Kinda late to the party on this very interesting thread, but I'm
wondering if anyone has been using SolrCloud with HDFS at large scales?
We really like this capability since our data is inside of Hadoop and we
can run the Solr shards on the same nodes, and we only need to manage
one pool of storage (HDFS). Our current setup consists of 11 systems
(bare metal - although our cluster is actually 16 nodes not all run
Solr) with a 2.9TByte index and just under 900 million docs spread
across 22 shards (2 shards per physical box) in a single collection. We
index around 3 million docs per day.
A typical query takes about 7 seconds to run, but we also do faceting
and clustering. Those can take in the 3 - 5 minute range depends on
what was queried, but can be as little as 10 seconds. The index contains
about 100 fields.
We are looking at switching to a different method of indexing our data
which will involve a much larger number of fields, and very little
stored in the index (index only) to help improve performance.
I've used the SHARDSPLIT with success, but the server doing the split
needs to have triple the amount of direct memory when using HDFS as one
node needs three X the amount because it will be running three shards.

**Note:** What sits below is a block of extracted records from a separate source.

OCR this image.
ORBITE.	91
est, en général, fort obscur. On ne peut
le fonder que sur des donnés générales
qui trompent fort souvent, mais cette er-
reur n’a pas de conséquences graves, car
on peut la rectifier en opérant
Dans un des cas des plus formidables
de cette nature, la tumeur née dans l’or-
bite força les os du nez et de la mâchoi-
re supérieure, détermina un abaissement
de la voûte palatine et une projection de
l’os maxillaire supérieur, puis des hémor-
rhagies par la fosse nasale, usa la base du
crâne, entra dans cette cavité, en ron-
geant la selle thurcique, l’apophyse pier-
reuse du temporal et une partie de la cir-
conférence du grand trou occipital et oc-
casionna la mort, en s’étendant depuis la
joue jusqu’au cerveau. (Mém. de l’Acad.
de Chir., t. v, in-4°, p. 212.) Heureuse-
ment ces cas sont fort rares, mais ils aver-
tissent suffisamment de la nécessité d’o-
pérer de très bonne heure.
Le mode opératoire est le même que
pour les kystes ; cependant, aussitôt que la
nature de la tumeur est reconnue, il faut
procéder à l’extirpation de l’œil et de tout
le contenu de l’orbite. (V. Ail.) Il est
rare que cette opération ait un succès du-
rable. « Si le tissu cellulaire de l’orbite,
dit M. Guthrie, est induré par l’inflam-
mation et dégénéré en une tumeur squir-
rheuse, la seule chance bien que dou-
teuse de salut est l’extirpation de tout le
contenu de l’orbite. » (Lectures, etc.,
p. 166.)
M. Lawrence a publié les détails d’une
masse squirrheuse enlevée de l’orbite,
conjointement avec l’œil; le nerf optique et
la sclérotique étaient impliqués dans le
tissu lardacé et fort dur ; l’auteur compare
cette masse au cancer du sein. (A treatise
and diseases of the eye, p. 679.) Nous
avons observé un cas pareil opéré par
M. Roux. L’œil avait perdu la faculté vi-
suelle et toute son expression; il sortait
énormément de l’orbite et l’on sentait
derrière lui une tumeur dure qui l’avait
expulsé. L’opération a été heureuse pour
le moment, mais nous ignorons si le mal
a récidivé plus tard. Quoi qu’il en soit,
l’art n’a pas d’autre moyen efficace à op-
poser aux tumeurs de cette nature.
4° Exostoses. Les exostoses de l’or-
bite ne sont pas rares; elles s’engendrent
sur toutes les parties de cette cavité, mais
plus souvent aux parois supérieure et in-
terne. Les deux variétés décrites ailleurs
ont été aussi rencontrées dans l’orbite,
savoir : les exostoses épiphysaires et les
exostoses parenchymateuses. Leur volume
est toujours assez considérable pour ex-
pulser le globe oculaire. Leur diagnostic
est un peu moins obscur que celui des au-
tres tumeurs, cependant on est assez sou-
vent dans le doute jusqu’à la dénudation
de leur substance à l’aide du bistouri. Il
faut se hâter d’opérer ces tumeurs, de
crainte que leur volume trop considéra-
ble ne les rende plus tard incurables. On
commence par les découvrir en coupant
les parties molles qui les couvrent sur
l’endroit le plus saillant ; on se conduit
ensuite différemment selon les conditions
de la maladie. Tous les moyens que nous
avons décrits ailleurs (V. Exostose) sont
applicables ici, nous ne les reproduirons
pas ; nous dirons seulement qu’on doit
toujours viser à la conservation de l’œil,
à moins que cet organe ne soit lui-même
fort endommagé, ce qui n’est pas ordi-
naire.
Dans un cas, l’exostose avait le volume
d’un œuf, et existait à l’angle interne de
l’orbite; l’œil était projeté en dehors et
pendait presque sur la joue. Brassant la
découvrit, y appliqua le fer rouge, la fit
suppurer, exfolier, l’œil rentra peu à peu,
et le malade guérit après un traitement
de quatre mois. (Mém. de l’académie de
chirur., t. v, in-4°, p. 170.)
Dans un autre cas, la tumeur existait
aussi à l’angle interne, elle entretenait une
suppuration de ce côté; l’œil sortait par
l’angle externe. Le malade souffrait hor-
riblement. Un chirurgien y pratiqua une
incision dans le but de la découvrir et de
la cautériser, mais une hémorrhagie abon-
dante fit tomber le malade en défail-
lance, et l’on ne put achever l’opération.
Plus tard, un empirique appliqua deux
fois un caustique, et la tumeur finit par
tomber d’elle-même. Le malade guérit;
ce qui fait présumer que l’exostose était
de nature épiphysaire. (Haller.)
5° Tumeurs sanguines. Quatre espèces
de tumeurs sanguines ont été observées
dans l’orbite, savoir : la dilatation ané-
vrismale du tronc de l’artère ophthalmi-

This can lead to 'swap hell' if you're not careful. On large indexes,
the split can take a very long time to run; much longer than the REST
timeout, but can be monitored by checking zookeeper's clusterstate.json.
-Joe
On 1/7/2015 4:25 AM, Bram Van Dam wrote:
On 01/06/2015 07:54 PM, Erick Erickson wrote:
Have you considered pre-supposing SolrCloud and using the SPLITSHARD
API command?
I think that's the direction we'll probably be going. Index size (at
least for us) can be unpredictable in some cases. Some clients start
out small and then grow exponentially, while others start big and then
don't grow much at all. Starting with SolrCloud would at least give us
that flexibility.
That being said, SPLITSHARD doesn't seem ideal. If a shard reaches a
certain size, it would be better for us to simply add an extra shard,
without splitting.
On Tue, Jan 6, 2015 at 10:33 AM, Peter Sturge
<peter.stu...@gmail.com> wrote:
++1 for the automagic shard creator. We've been looking into doing this
sort of thing internally - i.e. when a shard reaches a certain size/num
docs, it creates 'sub-shards' to which new commits are sent and
queries to
the 'parent' shard are included. The concept works, as long as you
don't
try any non-dist stuff - it's one reason why all our fields are always
single valued.
Is there a problem with multi-valued fields and distributed queries?
A cool side-effect of sub-sharding (for lack of a snappy term) is
that the
parent shard then stops suffering from auto-warming latency due to
commits
(we do a fair amount of committing). In theory, you could carry on
sub-sharding until your hardware starts gasping for air.
Sounds like you're doing something similar to us. In some cases we
have a hard commit every minute. Keeping the caches hot seems like a
very good reason to send data to a specific shard. At least I'm
assuming that when you add documents to a single shard and commit; the
other shards won't be impacted...
- Bram